Milwordy: Week 33 Thoughts

Stats

Week 33 Average Daily Wordcount: 1,658

Week 33 Total Wordcount: 11,608

April Total Wordcount: 45,012

Year Total Wordcount: 656,536

Words to go:

April: 38,322

Year: 343,4646

This week I’ve been working on my superhero short story…and not a lot else. As you can see from my stats, this hasn’t been one of my more productive weeks.

This month has felt a lot like December. I feel drained. I feel like sitting down to write is damn near impossible. I feel ready to quit.

But I’m SO much further along in this challenge than I was in December. I can’t possibly quit. I’m never going to attempt this challenge again, so if I don’t finish it now, I never will.

But how do I find my motivation again? In December, I had New Year’s resolutions looming just around the corner. I definitely got a boost on January 1st and that has carried me all the way to where I’m at now.

So how do I inject a little more adrenaline into myself to get me through the next four and a half months?

I have no idea. But I need to figure it out soon because if I have a couple more weeks like this last one, my million-words-in-a-year ambition is going to die whether I like it or not.

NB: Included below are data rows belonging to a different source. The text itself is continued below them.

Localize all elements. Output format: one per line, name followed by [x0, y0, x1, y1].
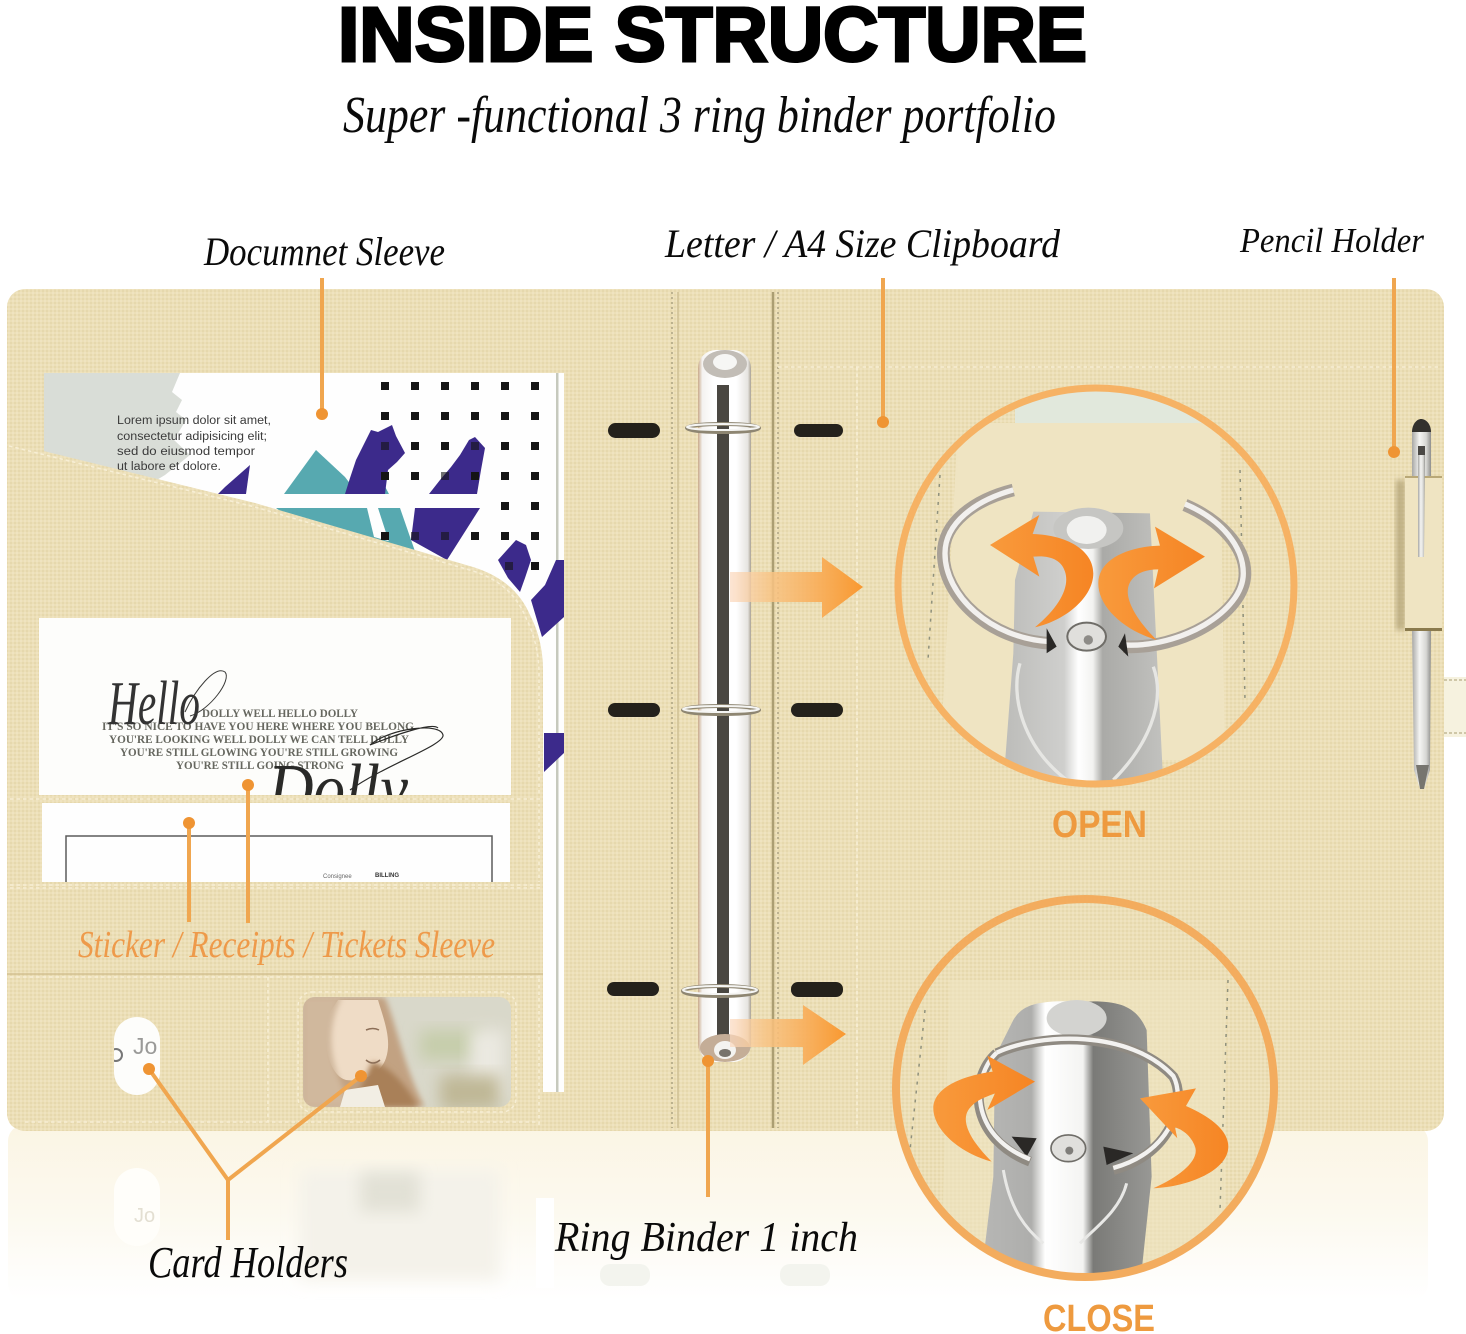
bar end cap top: [703, 350, 747, 378]
punched slots: [607, 423, 843, 997]
arrow: top ring to open detail: [730, 557, 863, 618]
dot grid: [381, 382, 539, 570]
closed screw: [1051, 1135, 1086, 1162]
ring bottom: [683, 986, 757, 996]
left front pocket with curved flap: [7, 442, 543, 1130]
card verse text: YOU'RE STILL GLOWING YOU'RE STILL GROWING: [120, 747, 398, 759]
label: card holders: Card Holders: [148, 1238, 348, 1287]
lorem ipsum text: ut labore et dolore.: [117, 461, 221, 473]
teal paint shapes: [276, 450, 414, 550]
close arrow left: [933, 1056, 1035, 1162]
bar centre strip: [717, 385, 729, 1035]
open label: OPEN: [1052, 804, 1147, 846]
closed ring: [979, 1039, 1178, 1170]
lorem ipsum text: [117, 415, 271, 473]
rivet: [1053, 508, 1123, 549]
receipt slip: BILLING: [375, 873, 399, 879]
card holder pocket: [10, 977, 540, 1122]
lorem ipsum text: Lorem ipsum dolor sit amet,: [117, 415, 271, 427]
label: document sleeve: Documnet Sleeve: [203, 229, 445, 274]
ring middle: [683, 706, 759, 714]
closed rivet: [1047, 1000, 1107, 1037]
card verse text: [102, 708, 414, 772]
card verse text: IT'S SO NICE TO HAVE YOU HERE WHERE YOU BELONG: [102, 721, 414, 733]
open arrow left: [990, 515, 1093, 627]
bar end cap bottom: [700, 1034, 750, 1062]
label: sticker receipts tickets sleeve: Sticker / Receipts / Tickets Sleeve: [78, 924, 495, 966]
photo window: [298, 992, 516, 1112]
leader: document sleeve: [316, 278, 328, 420]
pen barrel: [1412, 630, 1431, 789]
pen loop: [1396, 476, 1442, 631]
sticker receipts tickets sleeve: [7, 882, 543, 975]
reflection under binder: Jo: [134, 1205, 155, 1227]
leader: card holders: [143, 1063, 367, 1240]
hello card: [39, 618, 511, 795]
subtitle: Super -functional 3 ring binder portfolio: [343, 87, 1056, 144]
leader: ring binder: [702, 1055, 714, 1197]
card verse text: YOU'RE STILL GOING STRONG: [176, 760, 344, 772]
script Dolly: Dolly: [267, 751, 409, 828]
face: [326, 1000, 388, 1080]
script Hello: Hello: [107, 670, 200, 738]
open ring detail circle: [898, 388, 1294, 785]
label: clipboard: Letter / A4 Size Clipboard: [664, 221, 1061, 266]
oval card window: [110, 1017, 160, 1095]
leader: sticker: [183, 817, 195, 922]
leader: receipts: [242, 779, 254, 923]
receipt slip: [42, 803, 510, 882]
screw: [1067, 623, 1106, 651]
purple paint shapes: [218, 425, 564, 772]
open arrow right: [1098, 527, 1205, 640]
back hair: [303, 997, 425, 1107]
label: pencil holder: Pencil Holder: [1239, 221, 1424, 260]
open ring right half: [1123, 504, 1245, 647]
arrow: bottom ring to close detail: [730, 1005, 846, 1065]
script Hello: [108, 670, 227, 724]
leader: clipboard: [877, 278, 889, 428]
pen tip and cap: [1412, 419, 1431, 478]
metal plate: [1003, 512, 1163, 785]
card verse text: DOLLY WELL HELLO DOLLY: [202, 708, 359, 720]
pen clip: [1418, 455, 1425, 557]
pocket band under hello card: [7, 795, 543, 804]
receipt slip: Consignee: [323, 874, 352, 880]
reflection under binder: [8, 1125, 1428, 1300]
closed metal plate: [980, 1001, 1152, 1287]
rings: binder spine with three rings: [683, 350, 759, 1062]
pen holder with stylus pen: [1396, 419, 1442, 789]
lorem ipsum text: sed do eiusmod tempor: [117, 446, 255, 458]
ring top: [687, 424, 759, 432]
open ring left half: [943, 490, 1050, 643]
leader: pencil holder: [1388, 278, 1400, 458]
closed ring detail circle: [896, 899, 1274, 1290]
lorem ipsum text: consectetur adipisicing elit;: [117, 431, 267, 443]
binder clasp: [1440, 677, 1466, 737]
label: ring binder: Ring Binder 1 inch: [554, 1215, 858, 1261]
document sheet: [44, 373, 564, 1092]
close arrow right: [1140, 1088, 1228, 1188]
ring bar: [698, 350, 751, 1062]
script Dolly: [274, 726, 444, 795]
oval card window: Jo: [133, 1033, 157, 1059]
binder inner cover: [7, 289, 1444, 1131]
card verse text: YOU'RE LOOKING WELL DOLLY WE CAN TELL DOLLY: [109, 734, 410, 746]
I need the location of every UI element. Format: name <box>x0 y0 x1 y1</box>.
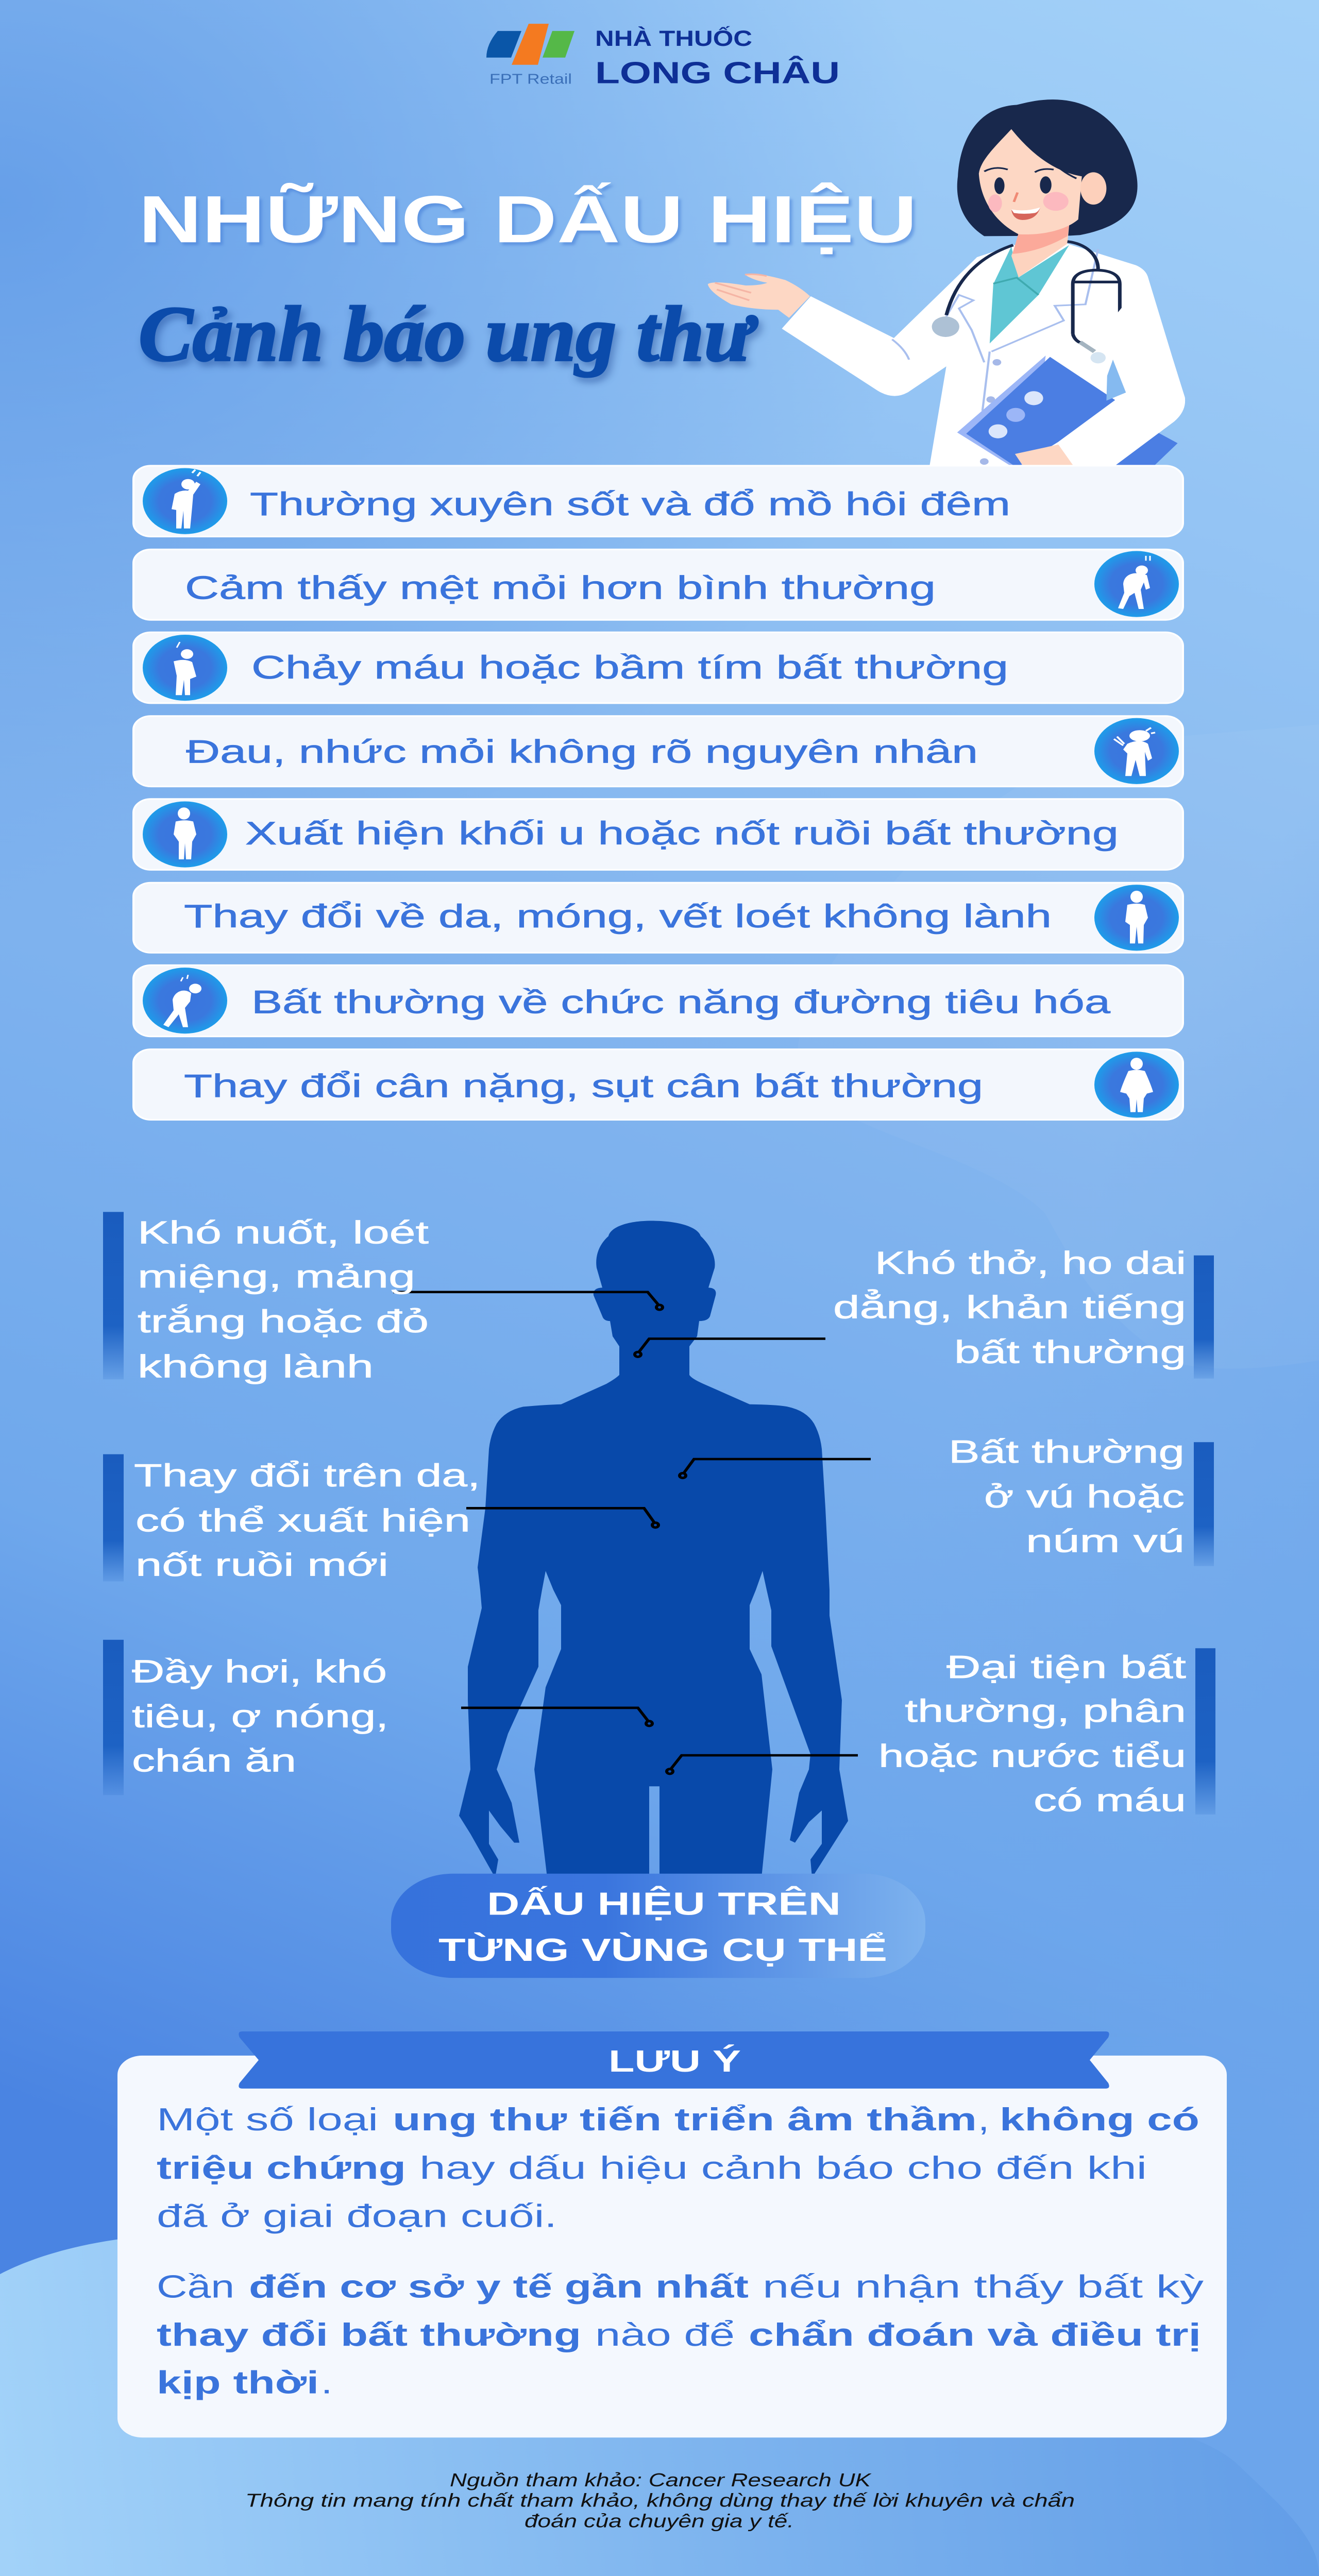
note paragraph 1: Một số loại <box>157 2102 378 2138</box>
row 5 <box>133 799 1183 870</box>
body silhouette <box>459 1221 848 1878</box>
row 4 text: Đau, nhức mỏi không rõ nguyên nhân <box>186 734 978 770</box>
nose <box>1014 193 1018 202</box>
row 8 text: Thay đổi cân nặng, sụt cân bất thường <box>184 1068 983 1105</box>
neck and chest <box>1011 225 1069 277</box>
row 6 text: Thay đổi về da, móng, vết loét không lành <box>184 898 1052 935</box>
ear <box>1080 172 1106 205</box>
callout: mouth: Khó nuốt, loét <box>138 1215 429 1250</box>
teeth <box>1011 207 1040 214</box>
callout: skin <box>103 1454 480 1583</box>
buttons <box>980 359 1001 465</box>
icon: person with pain <box>1094 718 1179 784</box>
logo caption: FPT Retail <box>489 71 572 87</box>
hair <box>957 99 1138 236</box>
icon: person with stomach ache <box>143 968 227 1033</box>
title: Những dấu hiệu: NHỮNG DẤU HIỆU <box>139 182 917 257</box>
note paragraph 1: hay dấu hiệu cảnh báo cho đến khi <box>419 2150 1147 2186</box>
callout: bowel: có máu <box>1034 1783 1186 1819</box>
footer source note: Nguồn tham khảo: Cancer Research UK <box>450 2470 872 2490</box>
note paragraph 1: không có <box>1000 2102 1199 2138</box>
note paragraph 2: thay đổi bất thường <box>157 2317 581 2353</box>
hand left <box>708 274 810 318</box>
footer source note <box>245 2470 1075 2531</box>
scrub collar <box>993 278 1039 295</box>
callout: bowel: thường, phân <box>905 1693 1186 1729</box>
note paragraph 2: chẩn đoán và điều trị <box>749 2317 1201 2353</box>
panel: body map <box>103 1212 1215 1978</box>
scrub top <box>990 245 1069 344</box>
note paragraph 2: nếu nhận thấy bất kỳ <box>763 2269 1204 2304</box>
row 8 <box>133 1049 1183 1120</box>
note paragraph 1: ung thư tiến triển âm thầm <box>393 2102 977 2138</box>
coat lines <box>892 249 1098 411</box>
subtitle: Cảnh báo ung thư: Cảnh báo ung thư <box>139 290 758 377</box>
panel: note <box>117 2031 1227 2437</box>
callout: digestion: Đầy hơi, khó <box>132 1654 387 1690</box>
face <box>979 129 1082 234</box>
row 3 text: Chảy máu hoặc bầm tím bất thường <box>251 650 1008 686</box>
eyes <box>994 176 1052 194</box>
row 6 <box>133 883 1183 953</box>
row 3 <box>133 632 1183 703</box>
callout: throat: Khó thở, ho dai <box>875 1245 1186 1281</box>
icon: person with bruise <box>143 635 227 701</box>
row 5 text: Xuất hiện khối u hoặc nốt ruồi bất thường <box>245 815 1119 852</box>
icon: tired person bending <box>1094 551 1179 617</box>
heading pill: body regions: DẤU HIỆU TRÊN <box>487 1886 841 1922</box>
callout: digestion: chán ăn <box>132 1743 296 1778</box>
callout: throat <box>833 1245 1214 1379</box>
note paragraph 1: đã ở giai đoạn cuối. <box>157 2198 557 2234</box>
icon: person with lump <box>143 801 227 868</box>
icon: person with fever <box>143 468 227 534</box>
callout: skin: Thay đổi trên da, <box>134 1458 480 1494</box>
illustration: doctor <box>708 99 1185 467</box>
icon: person with weight change <box>1094 1052 1179 1118</box>
cheeks <box>988 192 1069 212</box>
callout: mouth <box>103 1212 429 1384</box>
note paragraph 2 <box>157 2269 1204 2400</box>
hand right <box>1015 445 1075 467</box>
icon: person with skin change <box>1094 885 1179 951</box>
callout: breast: Bất thường <box>949 1434 1185 1470</box>
note ribbon <box>239 2031 1109 2089</box>
callout: digestion: tiêu, ợ nóng, <box>132 1699 388 1734</box>
note heading: LƯU Ý <box>608 2044 741 2078</box>
callout: mouth: miệng, mảng <box>138 1259 415 1295</box>
note paragraph 2: . <box>321 2365 332 2400</box>
callout: breast: núm vú <box>1026 1523 1185 1559</box>
note paragraph 1: , <box>978 2102 989 2138</box>
clipboard <box>957 355 1178 467</box>
row 2 text: Cảm thấy mệt mỏi hơn bình thường <box>185 570 936 606</box>
row 7 <box>133 965 1183 1037</box>
callout: throat: dẳng, khản tiếng <box>833 1289 1186 1326</box>
logo name line 2: LONG CHÂU <box>595 56 840 90</box>
row 4 <box>133 716 1183 787</box>
logo: FPT Retail Nhà thuốc Long Châu <box>486 24 840 90</box>
row 7 text: Bất thường về chức năng đường tiêu hóa <box>251 984 1111 1020</box>
footer source note: đoán của chuyên gia y tế. <box>525 2511 794 2531</box>
callout: breast: ở vú hoặc <box>984 1479 1185 1515</box>
row 2 <box>133 549 1183 620</box>
leader lines <box>393 1292 871 1774</box>
callout: mouth: không lành <box>138 1349 374 1384</box>
callout: bowel: hoặc nước tiểu <box>878 1738 1186 1774</box>
row 1 <box>133 466 1183 536</box>
callout: digestion <box>103 1640 388 1795</box>
note paragraph 2: đến cơ sở y tế gần nhất <box>249 2269 749 2304</box>
neck shadow <box>1012 225 1069 254</box>
note paragraph 2: nào để <box>595 2317 735 2353</box>
callout: bowel <box>878 1648 1215 1819</box>
icon: FPT bars <box>486 24 574 65</box>
logo name line 1: NHÀ THUỐC <box>595 26 752 51</box>
footer source note: Thông tin mang tính chất tham khảo, không dùng thay thế lời khuyên và chẩn <box>245 2490 1075 2511</box>
callout: skin: có thể xuất hiện <box>136 1503 470 1539</box>
callout: mouth: trắng hoặc đỏ <box>138 1303 429 1340</box>
panel: symptom list <box>133 466 1183 1120</box>
heading pill: body regions: TỪNG VÙNG CỤ THỂ <box>438 1932 887 1968</box>
mouth <box>1011 207 1040 220</box>
callout: bowel: Đại tiện bất <box>946 1649 1186 1685</box>
note card <box>117 2056 1227 2437</box>
callout: skin: nốt ruồi mới <box>136 1547 388 1583</box>
brows <box>984 159 1076 178</box>
callout: throat: bất thường <box>954 1334 1186 1370</box>
coat <box>782 244 1185 467</box>
note paragraph 2: kịp thời <box>157 2365 319 2400</box>
coat gap <box>1106 360 1126 401</box>
note paragraph 1 <box>157 2102 1199 2234</box>
note paragraph 2: Cần <box>157 2269 234 2304</box>
heading pill: body regions <box>391 1874 925 1978</box>
callout: breast <box>949 1434 1214 1566</box>
row 1 text: Thường xuyên sốt và đổ mồ hôi đêm <box>250 486 1010 522</box>
stethoscope <box>932 242 1120 363</box>
hand details <box>715 274 767 300</box>
right sleeve <box>1058 276 1185 467</box>
note paragraph 1: triệu chứng <box>157 2150 406 2186</box>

On a brighter note, I’m have  a ot of fun with my superhero short story, even if it is moving a bit slower than I’d like. Most of the words I have down for it are brainstorming words, not drafting words. But still, at least I’m enjoying what I’m working on.

What I’ve learned this week is that powering through the words when I’m not enjoying them isn’t going to carry me to long term success. While I’m a big advocate for the “butt in chair, hands on keys” philosophy, I know that without passion writing becomes a slog. And, especially for someone who isn’t earning money from writing or getting any other external reward for it, when writing becomes a slog I start to lose any drive to do it at all. I have to find ways to keep it fun.

If you are enjoying my blog, please like, follow, and share it. If you have any questions comments (or advice), my comments are always open. Thanks for reading!

Published by Robin J

I’m an aspiring novelist who hasn’t quite figured out this whole writing thing. I’ve been scribbling down stories since I was a little kid, but only dared to dream that I could write something worth reading as I became an adult. At 33, I still feel like I have a lot of progress to make before I’m ready to try publishing, but I’m getting better every day. Typically I write Fantasy (of both the Adult and YA varieties), but I have dipped my toe in Romance and Sci-Fi. When coming up with a story to write, all I care about is that the plot grabs my attention and the characters tug at my heartstrings. The genre is an afterthought. I tend to set myself lofty goals. Mostly I fail, but occasionally I surprise myself and succeed. Either way, I enjoy being pushed beyond the limits of what I thought I could do. That’s what I’m hoping to accomplish with the Milwordy challenge. I may or may not reach the full million words, but I know I’m going to learn a lot along the way. I hope you will, too!

2 thoughts on “Milwordy: Week 33 Thoughts

  1. You are doing great Robin, Hang on there. Since you are feeling quite drained, I kinda have a tip for you to write again without feeling it being forced. Take two or a three days break from writing, just tell yourself not to think about the word count or the milwordy or any of that stuff. Do all other things you always wanted to do like doing a readathon or cooking or drawing or whatever you enjoy doing. Try having fun with a lot of new things, maybe that would help you clear up the worries. Hope it helps😀 and All the best!!!

    Liked by 1 person

    1. I think that’s some good advice! Even when I’m not writing, I’ve still been thinking about this challenge. I probably do need to clear my head for a few days. And taking a few days to just read sounds lovely! Thanks for the advice! I hope that you are well and that you’re making good progress with your own writing!